Remember when President Obama promised to end the culture of corruption and pay-to-play in our nation’s capital? Or when Congressional Democrats promised the most open, ethical, and honest Congress in history? As Jim Geraghty would say, all of their promises come with expiration dates.
ABC reports this morning that the Maryland firm Smartronix has won what seems like an enormous $18 million contract to re-design the Recovery.gov website. Approximately $9.5 million would be spent by January in order to make “Recovery 2.0? out of the site that is at least supposed track the spending of federal stimulus funds in detail.
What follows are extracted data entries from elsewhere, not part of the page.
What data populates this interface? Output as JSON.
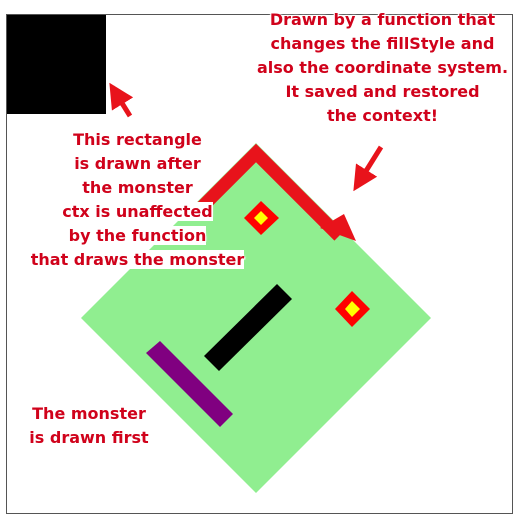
{
  "colors": {
    "annotation": "#d0021b",
    "monster_body": "#90ee90",
    "monster_mouth": "#000000",
    "monster_nose": "#800080",
    "monster_eye_outer": "#ff0000",
    "monster_eye_inner": "#ffff00",
    "rectangle": "#000000",
    "arrow": "#e8131b"
  },
  "annotations": {
    "top_right": [
      "Drawn by a function that",
      "changes the fillStyle and",
      "also the coordinate system.",
      "It saved and restored",
      "the context!"
    ],
    "middle_left": {
      "l1": "This rectangle",
      "l2": "is drawn after",
      "l3": "the monster",
      "l4": "ctx is unaffected",
      "l5a": "by the function",
      "l6a": "that draws the ",
      "l6b": "monster"
    },
    "bottom_left": [
      "The monster",
      "is drawn first"
    ]
  }
}
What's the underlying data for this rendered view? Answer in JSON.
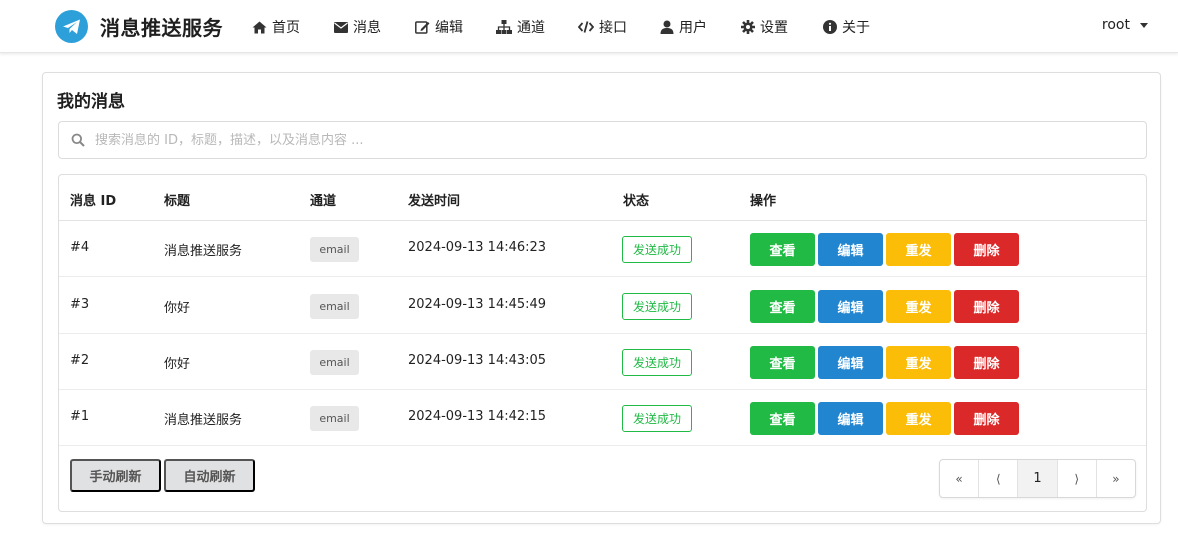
{
  "app": {
    "title": "消息推送服务",
    "colors": {
      "logo": "#2d9fd9",
      "success": "#21ba45",
      "primary": "#2185d0",
      "warning": "#fbbd08",
      "danger": "#db2828"
    }
  },
  "nav": {
    "items": [
      {
        "label": "首页",
        "icon": "home-icon"
      },
      {
        "label": "消息",
        "icon": "envelope-icon"
      },
      {
        "label": "编辑",
        "icon": "edit-icon"
      },
      {
        "label": "通道",
        "icon": "sitemap-icon"
      },
      {
        "label": "接口",
        "icon": "code-icon"
      },
      {
        "label": "用户",
        "icon": "user-icon"
      },
      {
        "label": "设置",
        "icon": "gear-icon"
      },
      {
        "label": "关于",
        "icon": "info-icon"
      }
    ],
    "user": "root"
  },
  "card": {
    "title": "我的消息",
    "search_placeholder": "搜索消息的 ID，标题，描述，以及消息内容 ..."
  },
  "table": {
    "headers": [
      "消息 ID",
      "标题",
      "通道",
      "发送时间",
      "状态",
      "操作"
    ],
    "rows": [
      {
        "id": "#4",
        "title": "消息推送服务",
        "channel": "email",
        "time": "2024-09-13 14:46:23",
        "status": "发送成功"
      },
      {
        "id": "#3",
        "title": "你好",
        "channel": "email",
        "time": "2024-09-13 14:45:49",
        "status": "发送成功"
      },
      {
        "id": "#2",
        "title": "你好",
        "channel": "email",
        "time": "2024-09-13 14:43:05",
        "status": "发送成功"
      },
      {
        "id": "#1",
        "title": "消息推送服务",
        "channel": "email",
        "time": "2024-09-13 14:42:15",
        "status": "发送成功"
      }
    ],
    "actions": {
      "view": "查看",
      "edit": "编辑",
      "resend": "重发",
      "delete": "删除"
    }
  },
  "footer": {
    "manual_refresh": "手动刷新",
    "auto_refresh": "自动刷新",
    "pagination": {
      "first": "«",
      "prev": "⟨",
      "current": "1",
      "next": "⟩",
      "last": "»"
    }
  }
}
Smartronix, a medium-sized Maryland-based firm (over 500 employees) founded in 1995, boasts a large number of government clients, mostly military. The company appears to have just one important political connection: according to FEC records, Smartronix president, Mohammed Javaid, vice president Alan Parris, and partner John Parris have together given $19,000 to House Majority Leader Steny Hoyer (D) since 1999.
Something smells fishy here. It costs $18 million for a website that tracks how money is being spent…from one piece of legislation? $18 million? For that cost, the website better be capable of crapping diamonds. Unless of course that’s how much web designers get paid for their work, in which case I’m clearly in the wrong industry. But I kind of doubt that that’s the case.
The question now is how much competition there was for the large Recovery.gov contract. As Ed Morrissey points out, Smartronix got $47 million in federal contracts for FY 2007, and only $132,000 of that amount came from open, multi-bid contracts. It would seem that Smartronix has some friends in Washington making sure it gets the large, over-priced contracts with little effort or competition.